Polar equations of conics question

[demonelite123]

for this problem, I've been given the vertices of the hyperbola as (4, pi/2) and (-1, 3pi/2). the question asks to find the polar equation of this hyperbola.

so what i did was do a quick sketch of the graph. (4, pi/2) is essentially (0,4) and (-1, 3pi/2) is essentially (0,1). the midpoint of the two vertices is (0,2.5) so that's the center. since the focus is at (0,0), c = 2.5 and a = 1.5

therefore e = c/a and e = 5/3

so i wrote out the equation r = (5/3)p / 1 + (5/3)sin& since the directrix is above the x-axis or polar axis between the two vertices. (by the way I'm using "&" to stand for the greek letter theta.)

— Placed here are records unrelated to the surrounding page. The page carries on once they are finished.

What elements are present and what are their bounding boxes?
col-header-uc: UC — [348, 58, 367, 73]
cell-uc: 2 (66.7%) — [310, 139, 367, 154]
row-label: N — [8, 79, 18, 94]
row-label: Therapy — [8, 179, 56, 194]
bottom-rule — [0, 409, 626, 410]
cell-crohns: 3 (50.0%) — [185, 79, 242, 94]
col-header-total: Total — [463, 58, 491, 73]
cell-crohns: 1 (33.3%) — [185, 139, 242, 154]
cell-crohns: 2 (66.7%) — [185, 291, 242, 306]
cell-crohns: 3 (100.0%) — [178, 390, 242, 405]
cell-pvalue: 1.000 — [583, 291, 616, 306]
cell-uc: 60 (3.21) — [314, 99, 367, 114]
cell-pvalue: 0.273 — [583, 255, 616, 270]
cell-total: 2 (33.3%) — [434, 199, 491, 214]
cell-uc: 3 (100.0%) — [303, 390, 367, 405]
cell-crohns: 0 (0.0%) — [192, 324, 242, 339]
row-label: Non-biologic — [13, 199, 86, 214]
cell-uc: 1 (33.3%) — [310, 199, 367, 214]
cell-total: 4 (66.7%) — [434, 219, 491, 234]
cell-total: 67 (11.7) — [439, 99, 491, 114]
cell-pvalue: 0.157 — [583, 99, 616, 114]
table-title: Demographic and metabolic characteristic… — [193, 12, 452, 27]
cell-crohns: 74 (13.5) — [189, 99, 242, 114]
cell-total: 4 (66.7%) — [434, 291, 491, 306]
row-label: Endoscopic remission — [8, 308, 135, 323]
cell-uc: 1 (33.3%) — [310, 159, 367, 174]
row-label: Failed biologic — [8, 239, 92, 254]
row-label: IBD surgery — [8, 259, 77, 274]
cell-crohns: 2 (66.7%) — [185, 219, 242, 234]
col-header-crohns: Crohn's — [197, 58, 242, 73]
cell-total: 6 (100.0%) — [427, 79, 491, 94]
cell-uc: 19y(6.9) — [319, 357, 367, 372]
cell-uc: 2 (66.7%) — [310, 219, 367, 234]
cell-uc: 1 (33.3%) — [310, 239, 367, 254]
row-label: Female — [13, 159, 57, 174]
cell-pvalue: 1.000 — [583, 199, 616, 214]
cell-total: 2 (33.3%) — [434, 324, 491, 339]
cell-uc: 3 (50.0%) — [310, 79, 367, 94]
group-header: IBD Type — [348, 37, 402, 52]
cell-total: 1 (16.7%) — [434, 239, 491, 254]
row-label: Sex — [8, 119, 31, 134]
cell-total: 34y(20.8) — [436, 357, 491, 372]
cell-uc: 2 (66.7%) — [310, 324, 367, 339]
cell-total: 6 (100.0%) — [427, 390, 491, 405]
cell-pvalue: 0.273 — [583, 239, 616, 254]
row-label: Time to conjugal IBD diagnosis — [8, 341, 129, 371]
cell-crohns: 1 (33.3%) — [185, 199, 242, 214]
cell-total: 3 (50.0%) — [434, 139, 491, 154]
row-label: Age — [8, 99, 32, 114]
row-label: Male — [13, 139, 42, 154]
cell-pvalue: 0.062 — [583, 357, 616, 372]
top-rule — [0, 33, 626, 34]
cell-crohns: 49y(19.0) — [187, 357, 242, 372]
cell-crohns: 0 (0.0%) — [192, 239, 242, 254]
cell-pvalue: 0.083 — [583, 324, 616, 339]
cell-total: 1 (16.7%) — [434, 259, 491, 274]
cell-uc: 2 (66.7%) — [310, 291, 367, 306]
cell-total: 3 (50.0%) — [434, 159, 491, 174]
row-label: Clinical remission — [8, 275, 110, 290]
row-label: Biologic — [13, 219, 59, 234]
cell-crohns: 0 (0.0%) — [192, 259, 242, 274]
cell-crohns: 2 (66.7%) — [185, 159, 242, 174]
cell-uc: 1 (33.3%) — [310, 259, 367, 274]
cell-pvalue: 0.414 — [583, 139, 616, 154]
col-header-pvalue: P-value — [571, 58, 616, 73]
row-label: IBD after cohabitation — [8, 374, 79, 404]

then i just used one of the points they gave me (4, pi/2) and plugged it into the equation to solve for p. 4 = (5/3)p / (1 + (5/3)) when i solve for p, i get that p = 32/5.

however when i plug in the other point they gave me for the hyperbola (-1, 3pi/2), i get a different p value. -1 = (5/3)p / (1 - (5/3)) and when i solve for p i get that p = 2/5.

what's going on? how come the p values are different? both points are vertices of the hyperbola so i don't know why I'm getting different answers. the back of my textbook says that p = 8/5. how did the book get that? and how am i getting two different p values? please help me! I'm so confused.

 

[HallsofIvy]

What are you using for the eccentricity? Assuming the vertices are also given in polar coordinates, the vertices are at (0, 4) and (0, -1) so the center is at (0,3/2) but there are an infinite number of hyperboles that fit that.

 

[demonelite123]

the vertices they have given me are (4, pi/2) and (-1, 3pi/2) which in rectangular coordinates is (0,4) and (0,1) so the center of the hyperbola is (0,5/2) and (0,0) is one focus of the hyperbola.

so using that info i determined that c = 2.5 (the distance from center to focus) and a = 1.5 (distance from center to vertex). and i know that e = c/a, so i did e = 2.5 / 1.5 = 5/3

so my eccentricity of this hyperbola is 5/3.

 

[gabbagabbahey]

so i wrote out the equation r = (5/3)p / 1 + (5/3)sin& since the directrix is above the x-axis or polar axis between the two vertices. (by the way I'm using "&" to stand for the greek letter theta.)

Hmmm... shouldn't this be:

$$r=\frac{\left(\frac{5}{3}\right)p}{-1+\left(\frac{5}{3}\right)\sin(\theta)}$$


?

 

[demonelite123]

hm in my textbook, they only show the formulas r = ep / (1 +/- cos(&)) and r = ep / (1 +/- sin(&))

(& stands for "theta")

how did you get the -1 in your equation?